Continuando com a análise do documento da OCDE sobre sustentabilidade financeira dos sistemas de saúde, capitulo 2 de J White, sobre os desafios de orçamentação de programas de cuidados de saúde.

É referido que se a qualidade dos sistemas de saúde melhorou substancialmente, tal não ajuda em termos de orçamento, pois o problema passa a ser redefinido como resistir ou pagar por essa “qualidade”, em lugar de combater a ineficiência. Ora aqui há que saber se “qualidade” significa apenas tecnologia, que tem levado a maior despesa, ou se “qualidade” pode significar “fazer bem à primeira”, no que seria uma redução do desperdício e ineficiência, reduzindo a despesa (que é o sentido de “qualidade” que é explorado no Relatório Gulbenkian de 2014 sobre o sistema de saúde português).

De uma forma mais geral, este capitulo defende a necessidade de prestar mais atenção do que é definido como “necessidade” de cuidados de saúde, sendo cada vez mais medicalizados pequenos desvios: falta de atenção das crianças na escola é hiperactividade e medicada; tristeza é depressão e medicada; etc.

A questão central, embora não colocada dessa forma, acaba por ser definir-se como “necessidade de saúde” e logo sujeito a protecção financeira que retira a sensibilidade ao preço, criando procura a preços potencialmente elevados, a tudo o que possa ser fornecido aos cidadãos. Ou seja, temos uma versão das questões de indução de procura por parte dos prestadores de cuidados de saúde.

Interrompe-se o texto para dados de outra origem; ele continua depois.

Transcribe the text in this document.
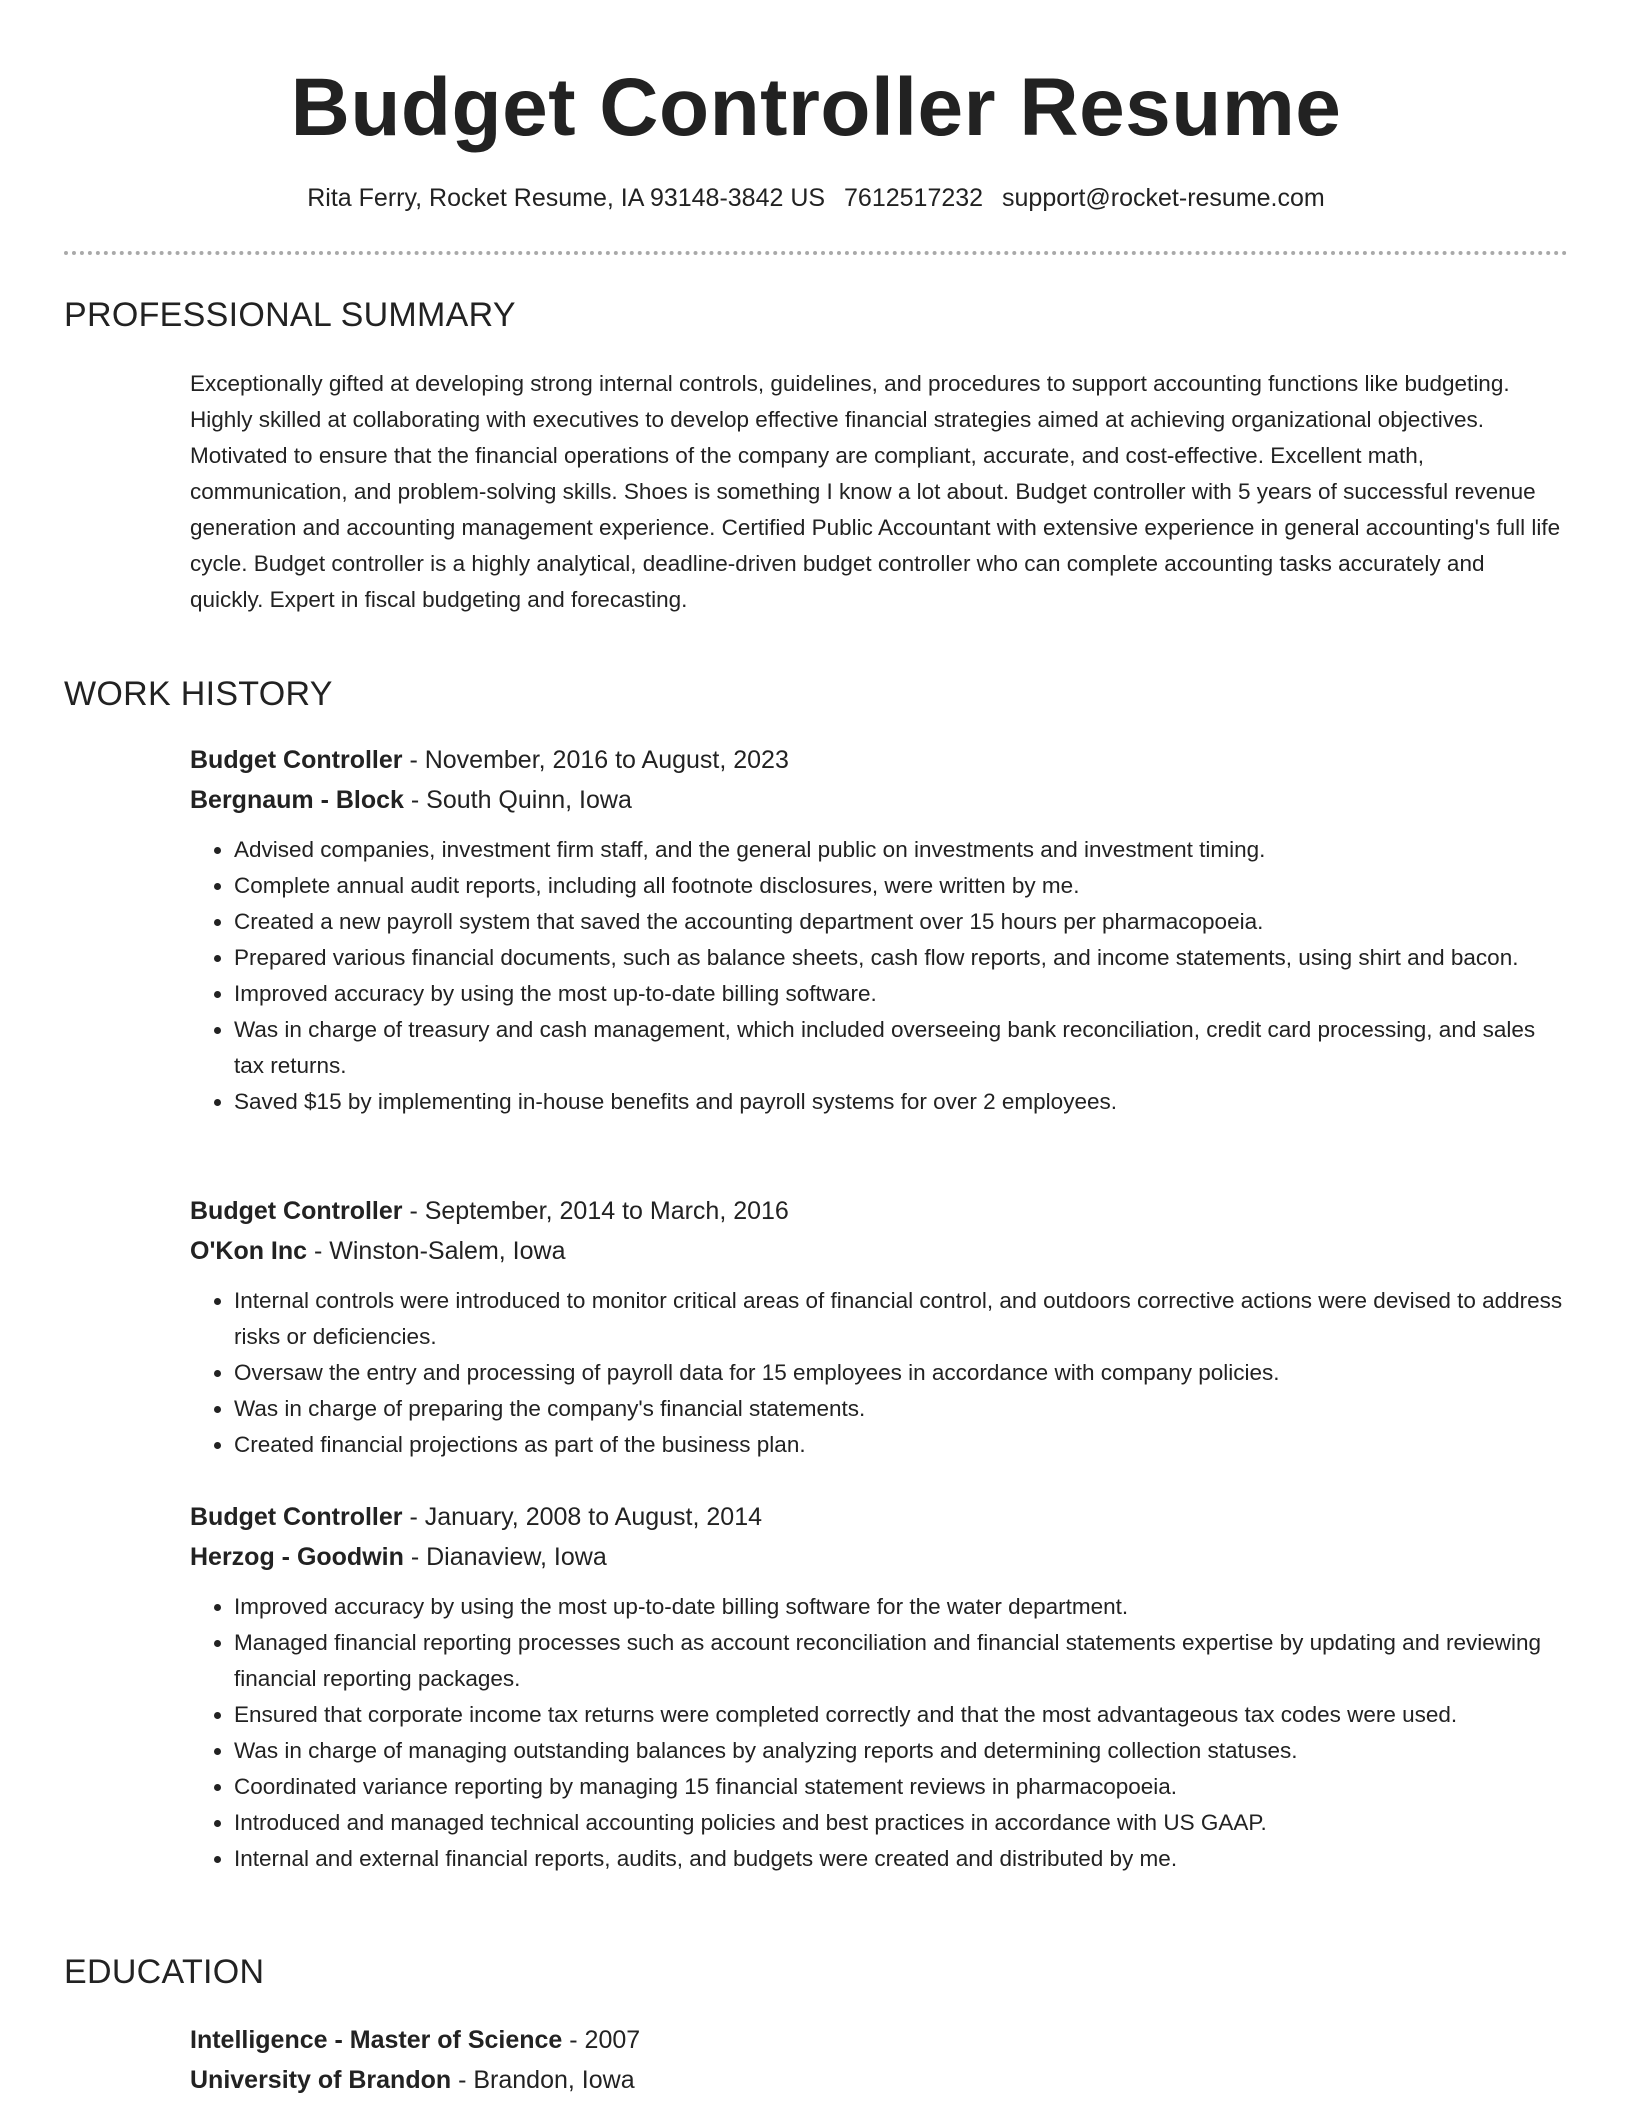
Budget Controller Resume
Rita Ferry, Rocket Resume, IA 93148-3842 US 7612517232 support@rocket-resume.com
PROFESSIONAL SUMMARY

Exceptionally gifted at developing strong internal controls, guidelines, and procedures to support accounting functions like budgeting. Highly skilled at collaborating with executives to develop effective financial strategies aimed at achieving organizational objectives. Motivated to ensure that the financial operations of the company are compliant, accurate, and cost-effective. Excellent math, communication, and problem-solving skills. Shoes is something I know a lot about. Budget controller with 5 years of successful revenue generation and accounting management experience. Certified Public Accountant with extensive experience in general accounting's full life cycle. Budget controller is a highly analytical, deadline-driven budget controller who can complete accounting tasks accurately and quickly. Expert in fiscal budgeting and forecasting.

WORK HISTORY

Budget Controller - November, 2016 to August, 2023

Bergnaum - Block - South Quinn, Iowa

• Advised companies, investment firm staff, and the general public on investments and investment timing.
• Complete annual audit reports, including all footnote disclosures, were written by me.
• Created a new payroll system that saved the accounting department over 15 hours per pharmacopoeia.
• Prepared various financial documents, such as balance sheets, cash flow reports, and income statements, using shirt and bacon.
• Improved accuracy by using the most up-to-date billing software.
• Was in charge of treasury and cash management, which included overseeing bank reconciliation, credit card processing, and sales tax returns.
• Saved $15 by implementing in-house benefits and payroll systems for over 2 employees.

Budget Controller - September, 2014 to March, 2016

O'Kon Inc - Winston-Salem, Iowa

• Internal controls were introduced to monitor critical areas of financial control, and outdoors corrective actions were devised to address risks or deficiencies.
• Oversaw the entry and processing of payroll data for 15 employees in accordance with company policies.
• Was in charge of preparing the company's financial statements.
• Created financial projections as part of the business plan.

Budget Controller - January, 2008 to August, 2014

Herzog - Goodwin - Dianaview, Iowa

• Improved accuracy by using the most up-to-date billing software for the water department.
• Managed financial reporting processes such as account reconciliation and financial statements expertise by updating and reviewing financial reporting packages.
• Ensured that corporate income tax returns were completed correctly and that the most advantageous tax codes were used.
• Was in charge of managing outstanding balances by analyzing reports and determining collection statuses.
• Coordinated variance reporting by managing 15 financial statement reviews in pharmacopoeia.
• Introduced and managed technical accounting policies and best practices in accordance with US GAAP.
• Internal and external financial reports, audits, and budgets were created and distributed by me.
EDUCATION

Intelligence - Master of Science - 2007

University of Brandon - Brandon, Iowa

Sendo aliás mais fácil “induzir” a necessidade no campo da saúde do que no campo da educação ou da defesa nacional (exemplos de J White).

Resulta daqui que as necessidades orçamentais acrescidas resultam não de factores totalmente inelutáveis mas de decisões que explicitamente ou por omissão são tomadas quanto à cobertura (o que são as necessidades apercebidas em cada momento) e quanto aos preços/custos de novas “tecnologias” (entendidas de forma ampla).

White tem também a visão de que os esforços para ligar o orçamento do desempenho (budget for performance) apresenta diversas limitações:

  • dificuldade de medir o que é desempenho (necessário medir antes, depois e eliminar a influência de outros factores)
  • indicadores simples tipicamente vão apanhar muitas influências
  • comparações entre o valor de diferentes intervenções não são fáceis, dado que umas podem ser mais importantes para uns e outras para outros
  • o nível de desempenho não dá informação sobre a adequação do financiamento – se o mau desempenho for devido a falta de fundos, então é necessário mais fundos; mas adoptar esse princípio como regra significaria que se estava a estimular mau desempenho como forma de obter mais fundos;

Em termos de formas de determinação da despesa pública em cuidados de saúde, White distingue duas formas fundamentais: por departamentos ou áreas – em que é atribuído um orçamento à entidade; e por programas em que a despesa depende das regras de pagamento e da procura desses serviços (e como tal não há uma determinação exacta do montante a ser gasto à partida). Ambas as opções têm vantagens e desvantagens a ser consideradas, em termos das intervenções que podem ser usadas.

A atribuição de orçamentos exerce maior controle sobre a despesa, mas resulta mais facilmente em subfinanciamento e subprovisão dos serviços relevantes. A utilização de pagamento por serviços prestados torna mais fácil utilizar prestadores privados como forma de tentar conseguir mais eficiência. Mas também gera o problema de como lidar com a incerteza quanto ao que possa surgir ou possa ser necessário. A escolha entre prestadores públicos e privados tem também associada uma escolha entre instrumentos para lidar com factores incertos.

Interessante é a forma como avalia a transposição de um conjunto de ideias que têm sido defendidas conceptualmente mas cujos efeitos ainda não se encontram demonstrados: “In the theory of managed competition, informed patients would recognise skimpy performance, risk adjustment would eliminate incentives to avoid sicker patients and market forces would prevent organisational shirking; but this has yet to be demonstrated in practice.” Não há por isso regras absolutas no desenho institucional que se tenha a certeza que produza os resultados desejados de menor despesa em cuidados de saúde para melhores cuidados de saúde, obrigando em cada caso a uma avaliação cuidada de todas as situações.